Sunday, November 4, 2012

Tyra, Paco, and Logos


Chapter thirteen of Thank You For Arguing, brings the reader back to logos. There are different ways to use logos to make your argument stronger and appeal more to the audience. The author says that by being comfortable with the logic you are going to employ in your argument, and not afraid of letting the audience into it. In a sense you are Tyra Banks when in comes to logic, not scared of completely making a complete fool of yourself because your logic is powerful and others embrace it.

Tyra Banks is not the best example for this but its more a personification of the situation. When she tells the upcoming models in Americas Next Top Model  how they should do things, she goes all out. Why? her logos lies in years of experience in the modeling world and the fact that she knows what she is doing. So what happens next? Tyra shows the models (and national television) how her logos applies to the situation. If the question was about hair flipping, Tyra doesn't just hair flip, she hair swats to prove her point. 
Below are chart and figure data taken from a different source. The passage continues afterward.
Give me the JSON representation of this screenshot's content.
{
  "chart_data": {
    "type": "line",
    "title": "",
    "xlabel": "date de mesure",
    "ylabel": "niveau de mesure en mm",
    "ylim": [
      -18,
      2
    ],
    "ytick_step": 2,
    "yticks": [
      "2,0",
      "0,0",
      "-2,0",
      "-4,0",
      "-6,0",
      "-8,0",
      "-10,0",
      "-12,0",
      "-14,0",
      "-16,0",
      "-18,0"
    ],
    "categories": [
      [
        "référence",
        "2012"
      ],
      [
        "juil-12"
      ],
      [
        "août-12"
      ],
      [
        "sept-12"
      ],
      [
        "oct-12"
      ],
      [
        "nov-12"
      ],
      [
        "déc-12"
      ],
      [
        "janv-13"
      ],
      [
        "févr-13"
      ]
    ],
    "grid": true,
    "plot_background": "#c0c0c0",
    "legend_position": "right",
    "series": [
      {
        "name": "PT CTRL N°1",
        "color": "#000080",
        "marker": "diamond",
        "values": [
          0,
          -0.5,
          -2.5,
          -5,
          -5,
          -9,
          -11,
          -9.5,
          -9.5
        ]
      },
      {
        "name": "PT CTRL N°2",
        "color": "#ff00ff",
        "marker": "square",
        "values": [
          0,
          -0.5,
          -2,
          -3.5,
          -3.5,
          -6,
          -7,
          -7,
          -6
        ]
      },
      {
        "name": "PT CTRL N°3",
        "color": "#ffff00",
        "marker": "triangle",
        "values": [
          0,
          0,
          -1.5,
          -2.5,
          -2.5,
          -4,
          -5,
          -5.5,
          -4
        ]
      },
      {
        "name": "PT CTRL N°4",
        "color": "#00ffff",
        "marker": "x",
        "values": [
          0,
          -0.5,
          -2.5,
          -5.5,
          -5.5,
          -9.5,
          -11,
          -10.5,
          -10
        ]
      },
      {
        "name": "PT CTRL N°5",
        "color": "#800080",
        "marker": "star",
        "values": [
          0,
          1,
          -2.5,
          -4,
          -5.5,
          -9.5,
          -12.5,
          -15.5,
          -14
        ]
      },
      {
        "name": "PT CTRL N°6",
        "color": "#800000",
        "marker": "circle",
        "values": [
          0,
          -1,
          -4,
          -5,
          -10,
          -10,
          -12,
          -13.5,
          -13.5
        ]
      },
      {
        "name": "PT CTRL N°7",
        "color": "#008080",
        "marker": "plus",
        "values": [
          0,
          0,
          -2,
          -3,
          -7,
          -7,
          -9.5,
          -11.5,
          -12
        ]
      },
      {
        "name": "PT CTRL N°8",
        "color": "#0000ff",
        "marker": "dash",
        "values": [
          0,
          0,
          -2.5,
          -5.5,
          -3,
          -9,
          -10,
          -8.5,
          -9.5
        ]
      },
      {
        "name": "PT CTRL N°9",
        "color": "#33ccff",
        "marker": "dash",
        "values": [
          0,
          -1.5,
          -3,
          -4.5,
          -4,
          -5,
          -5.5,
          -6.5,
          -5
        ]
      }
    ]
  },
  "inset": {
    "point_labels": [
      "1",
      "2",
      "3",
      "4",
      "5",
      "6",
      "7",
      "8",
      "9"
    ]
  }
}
Logos is about having confidence in what you know and not being intimidated by the audience. With deductive logic you apply a general idea to something more specific. this logic is connected with enthymemes. An enthymeme puts a commonplace and a conclusion together. Almost all the ads we are exposed to have this kind of logic because it supports a choice. For example lets take my favorite commercial One Million by Paco Rabanne. Basically the premise or commonplace is that everyone wants something they don't have and want it fast. Then the more specific case is that by wearing this cologne you can achieve anything you want by snapping your fingers. 
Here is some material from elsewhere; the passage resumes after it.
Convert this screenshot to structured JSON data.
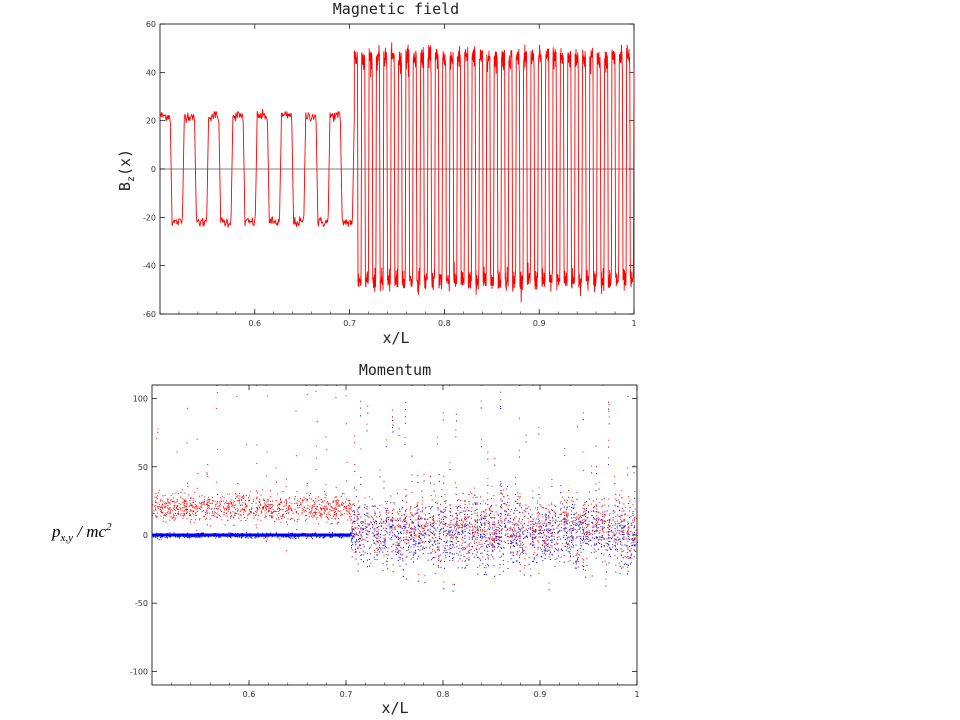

The next logos strategy is inductive logic. This is the opposite to deductive logic. You go from the specific and apply it to the general. Here you are not basing your argument on an already existing belief but you are creating one. This kind of logic comes with three kinds of examples you can use to  make your inductive logic stronger: fact, comparison, or story. Saying facts just means you say common things that highlight your point to the audience. if you are talking about how badly you want new shoes, you talk about how they help your knees, are aerodynamic, and can help you get a date. You don't say random facts about the contents in a Maruchan cup. Then comes comparison which is kind of like facts but saying a pro and a con and how that con makes you better. The last example is a story, whether it is fiction, non fit ion, a joke, or something from the media, you can use it in inductive logic.